Valuing your long-term friendships
The book and movie IT have taught many of us the value of keeping our long-term friendships well. This is shown in the story of Richie and his friends, who defeat Pennywise when they are young – and this act of sticking together unites, even years later, when they are all adults.
When you have friends from a similar background, you can easily relate to them – you share your joyful moments, struggles, and sadness, which creates a strong bond that does not break easily. In the five children’s case, the horror Pennywise gave their small town was enough to unite them then and even enough to unite them later.
The importance of learning a wide variety of life skills
It may seem strange to tell a child to watch their father fix the car or do some ordinary skill that does not look that important. However, the characters from Stephen King’s novels somehow always know the best and most practical solutions to their problems, even impromptu.
Life teaches you that having a wide variety of skills is essential for surviving, just in case anything can happen – even if it does not happen exactly like in the movies. Knowing subjects such as mechanics (The Stand comes to mind) is useful when trying to re-establish power or improve access to fuel for the community you live in.
One interesting pattern with the stories in question was that the people with the most practical skills were thrust into the limelight after a major event. They were the people who could get their towns running again, regardless of the qualifications or significant job experience they had.
Dealing with bullying
Many characters inare children, and the ones who undergo the most character development tend to suffer bullying incidents – the quiet kids.
These children see asking for help as a bother, so they will not ask for it. They tend to think they are not worth the effort because of the intimidation they suffer, as shown by the character Carrie in the movie Carrie.
The lessons here are multiple – always ask for help when going through something, especially when you are being victimized or bullied. The second thing is that you need the community’s support, like the Oregon recovery village, to take care of children, especially those who suffer abuse – you cannot do it alone as a parent, no matter how good your intentions may be.
Facing your fears
The Shining is a classic movie and a classic book and has ingrained itself into pop culture memories. All the characters in the story are running away from different things – Jack runs from society because he fears losing his job, Wendy is running from Jack, and Dick and Danny are running from the hotel. Jack eventually realizes that the only way he can save his family is by leaving the hotel, which happens when he is at his most vulnerable.

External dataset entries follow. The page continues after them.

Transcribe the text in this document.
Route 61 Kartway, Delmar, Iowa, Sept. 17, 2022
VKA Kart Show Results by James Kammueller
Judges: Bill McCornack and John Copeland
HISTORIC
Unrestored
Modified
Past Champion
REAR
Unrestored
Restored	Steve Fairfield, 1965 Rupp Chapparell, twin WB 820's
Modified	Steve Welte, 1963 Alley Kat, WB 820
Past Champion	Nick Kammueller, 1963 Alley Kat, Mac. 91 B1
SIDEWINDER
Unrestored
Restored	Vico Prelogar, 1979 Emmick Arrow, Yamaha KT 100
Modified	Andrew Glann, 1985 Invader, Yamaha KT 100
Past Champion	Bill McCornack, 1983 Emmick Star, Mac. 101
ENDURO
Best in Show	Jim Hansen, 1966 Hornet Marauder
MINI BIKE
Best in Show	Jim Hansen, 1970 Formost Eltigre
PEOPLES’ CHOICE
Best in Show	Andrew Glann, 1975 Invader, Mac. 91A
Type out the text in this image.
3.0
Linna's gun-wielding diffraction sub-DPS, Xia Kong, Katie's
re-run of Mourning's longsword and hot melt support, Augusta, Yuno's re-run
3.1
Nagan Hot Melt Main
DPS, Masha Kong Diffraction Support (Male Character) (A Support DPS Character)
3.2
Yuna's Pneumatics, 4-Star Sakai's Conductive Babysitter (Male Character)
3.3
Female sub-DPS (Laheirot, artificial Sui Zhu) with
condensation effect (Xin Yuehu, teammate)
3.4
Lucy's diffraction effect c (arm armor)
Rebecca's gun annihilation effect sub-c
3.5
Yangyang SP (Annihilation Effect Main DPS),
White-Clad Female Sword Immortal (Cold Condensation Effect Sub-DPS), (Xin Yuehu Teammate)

In life, so many people try to escape the problems and fears they face, but the only way to deal with them is to face them head-on. Otherwise, when you run away from it, you only give it the power to rule over you, and it will always maintain its hold.
There are moments when you need a friend.
The Talisman happens to be a highly entertaining book and one of the best among Stephen King novels. It seems to remind you that when you make a major step or go on a major trip, do not do it alone – go with someone you love.
The main character finds out that he can switch between worlds and uses it to save his mother. On this journey, he goes with some friends. These characters not only teach him about various boundaries and overcoming them, but they also manage to teach him lessons about his childhood.
Many people feel they lack roots, similar to this character – they have traveled often in their childhood and feel they do not belong anywhere. However, all their accumulated experiences are nothing when they have no one to share them with.
When a major event occurs in your life, you do not want to go through it alone. Human instinct will make you want to share the experience, and you will turn to the people you care about – your family and friends. These people are instrumental in shaping your life experiences and views and setting your priorities – and everything you achieve is due to them.
Stephen King is a student of human nature. You can find characters you relate to in his books – characters that show human emotions such as sadness, fear, jealousy, anger, and happiness. It is also a fact of life that some of his characters mirror people you know. He, therefore, can put it into writing, making you question what you would do in that situation. Those are lessons worth learning.